(20) Cerita Rasya

25 8 4
                                    

Lisya POV
Aku hanya seorang anak perempuan yang masih duduk di bangku SMP.

Masih terlalu muda kah, jika aku dapat merasakan cinta?

Orang bilang, jika kita merasakan sesuatu yang berbeda terhadap seseorang.. Itu tandanya, kita menyukai orang tersebut.

Namun, yang aku rasakan terhadap Arga itu berbeda.

Aku telat mengakuinya, bahwa aku menyukainya. Dari awal.

Namun sepertinya, rasa 'aneh' ini sudah tertanam di hatiku selama 6 bulan ini.

Berarti..
Itu tandanya, aku sudah mencintainya bukan?

Namun lagi-lagi orang berkata, bahwa cinta di usia remaja itu adalah cinta monyet. Bukan cinta sebenarnya.

Apakah benar?

"Gue bakal ngebuktiin sendiri. Apa bener, yang gue rasain sekarang itu adalah cinta monyet?"

Lisya pun terus saja bergumam dalam hati. Padahal, ia sedang mengendarai sepeda di komplek dekat rumah.

Gara-gara pikiran Lisya yang tidak konsen, akhirnya ia menabrak seorang anak kecil yang sedang memakan es krim.

"Huwaaaa!!" anak kecil tersebut menangis.

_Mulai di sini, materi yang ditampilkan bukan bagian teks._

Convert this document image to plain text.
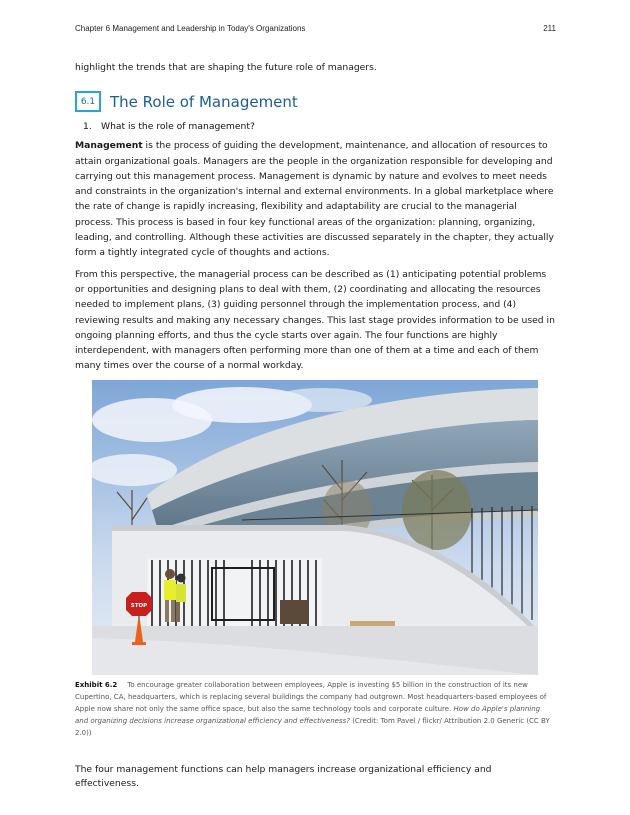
Chapter 6 Management and Leadership in Today's Organizations	211

highlight the trends that are shaping the future role of managers.

6.1 The Role of Management
1.	What is the role of management?

Management is the process of guiding the development, maintenance, and allocation of resources to attain organizational goals. Managers are the people in the organization responsible for developing and carrying out this management process. Management is dynamic by nature and evolves to meet needs and constraints in the organization's internal and external environments. In a global marketplace where the rate of change is rapidly increasing, flexibility and adaptability are crucial to the managerial process. This process is based in four key functional areas of the organization: planning, organizing, leading, and controlling. Although these activities are discussed separately in the chapter, they actually form a tightly integrated cycle of thoughts and actions.

From this perspective, the managerial process can be described as (1) anticipating potential problems or opportunities and designing plans to deal with them, (2) coordinating and allocating the resources needed to implement plans, (3) guiding personnel through the implementation process, and (4) reviewing results and making any necessary changes. This last stage provides information to be used in ongoing planning efforts, and thus the cycle starts over again. The four functions are highly interdependent, with managers often performing more than one of them at a time and each of them many times over the course of a normal workday.

STOP

Exhibit 6.2 To encourage greater collaboration between employees, Apple is investing $5 billion in the construction of its new Cupertino, CA, headquarters, which is replacing several buildings the company had outgrown. Most headquarters-based employees of Apple now share not only the same office space, but also the same technology tools and corporate culture. How do Apple's planning and organizing decisions increase organizational efficiency and effectiveness? (Credit: Tom Pavel / flickr/ Attribution 2.0 Generic (CC BY 2.0))

The four management functions can help managers increase organizational efficiency and effectiveness.
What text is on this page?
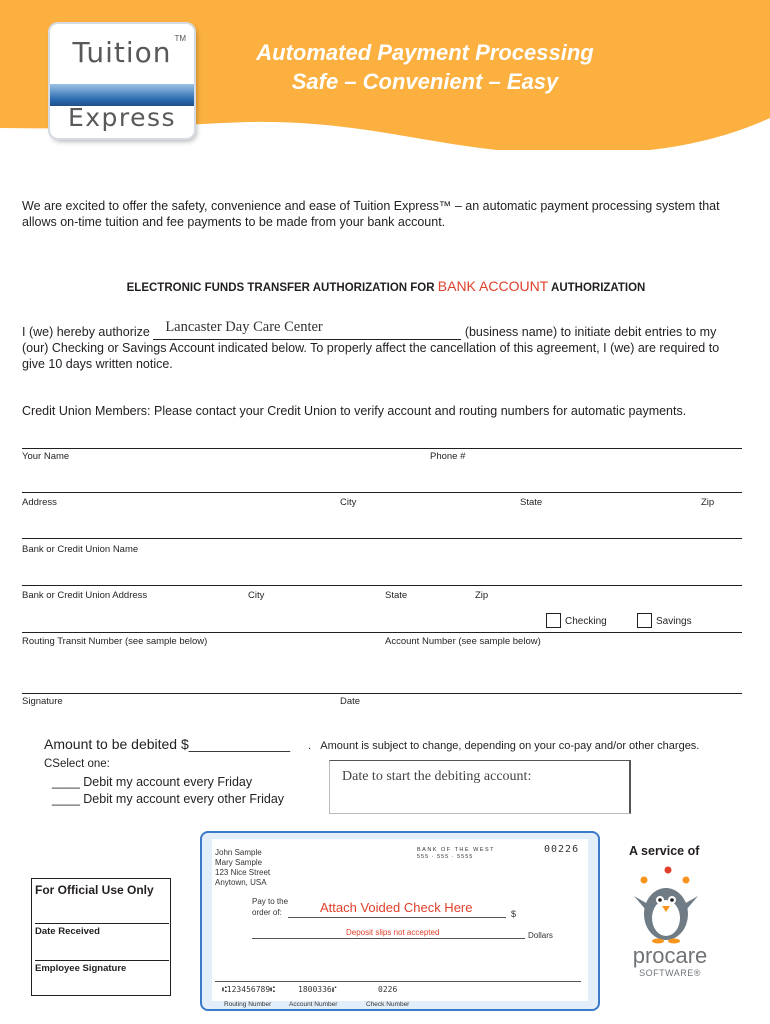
Tuition TM
Express
Automated Payment Processing
Safe – Convenient – Easy
We are excited to offer the safety, convenience and ease of Tuition Express™ – an automatic payment processing system that allows on-time tuition and fee payments to be made from your bank account.
ELECTRONIC FUNDS TRANSFER AUTHORIZATION FOR BANK ACCOUNT AUTHORIZATION
I (we) hereby authorize Lancaster Day Care Center	(business name) to initiate debit entries to my (our) Checking or Savings Account indicated below. To properly affect the cancellation of this agreement, I (we) are required to give 10 days written notice.
Credit Union Members: Please contact your Credit Union to verify account and routing numbers for automatic payments.
Your Name	Phone #
Address	City	State	Zip
Bank or Credit Union Name
Bank or Credit Union Address	City	State	Zip
Checking	Savings
Routing Transit Number (see sample below)	Account Number (see sample below)
Signature	Date
Amount to be debited $_____________ . Amount is subject to change, depending on your co-pay and/or other charges.
CSelect one:
____ Debit my account every Friday
____ Debit my account every other Friday
Date to start the debiting account:
For Official Use Only
Date Received
Employee Signature
John Sample
Mary Sample
123 Nice Street
Anytown, USA
BANK OF THE WEST
555 · 555 · 5555
00226
Pay to the
order of:	Attach Voided Check Here	$
Deposit slips not accepted	Dollars
⑆123456789⑆	1800336⑈	0226
Routing Number	Account Number	Check Number
A service of
procare
SOFTWARE®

"Duh." Lisya pun langsung membanting sepedanya ke aspal jalan komplek.

"Duh dek, maafin kakak ya."

"Huwaaaa.. Huwaaaa.."

"Jangan nangis dong.."

"Ibuu.. I-ibuu.."

"Aduuuh,"

"Jangan nangis dong dek." Lisya pun bingung tak tahu harus melakukan apa.

"Kaki ku lu-luka.. Sa-sakit!"

"Huwaaaa.." Anak kecil tersebut pun kembali menangis.

Lisya pun melihat kaki anak laki-laki tersebut. Dan benar saja, lukanya lumayan besar karena beradu dengan aspal jalan.

"Maafin kakak ya dek, lutut kamu jadi luka gini.." Lisya pun memegang pinggiran luka anak kecil tersebut.

"A-aww!"

"Duh, sorry-sorry deh." Lisya melirik ke bawah, ia melihat ada es krim dengan cone nya jatuh.

"Es krim kamu juga jatuh, kakak juga minta maaf buat itu ya."

"Hiks.. Hiks.." Anak kecil tersebut pun menutup matanya, lalu menguceknya dengan kedua tangannya.

"Yaudah deh, dari pada nangis terus kayak gini, mening ikut kakak ke rumah kakak yuk! Kakak bakal obati luka adek, udah gitu kakak beliin es krim yang baru. Mau ngga?" tawar Lisya.

"Ma-mau.."

"Yaudah yuk, jangan nangis aja ok."

"Maafin kakak ya." Lisya pun mengelus kepala anak tersebut dengan lembut.

"Em-m.. Iya deh. A-aku maafin kakak. Hiks."

"Udah dong.. Nangisnya berhenti."

"I-iya. Hiks." Anak kecil itu pun menghapus air matanya.

"Nah gitu dong. Kan cakepnya jadi ada lagi kan." Lisya pun tersenyum.

"Kakak, kok lama sih mau jalan ke rumahnya? Katanya mau ke rumah kakak?"

"O-oh iya! Kakak jadi lupa kan, yaudah yuk!" Lisya pun membopong anak laki-laki tersebut. Namun, sebelum itu ia membenarkan posisi sepedanya dulu menjadi posisi yang layak untuk di taiki.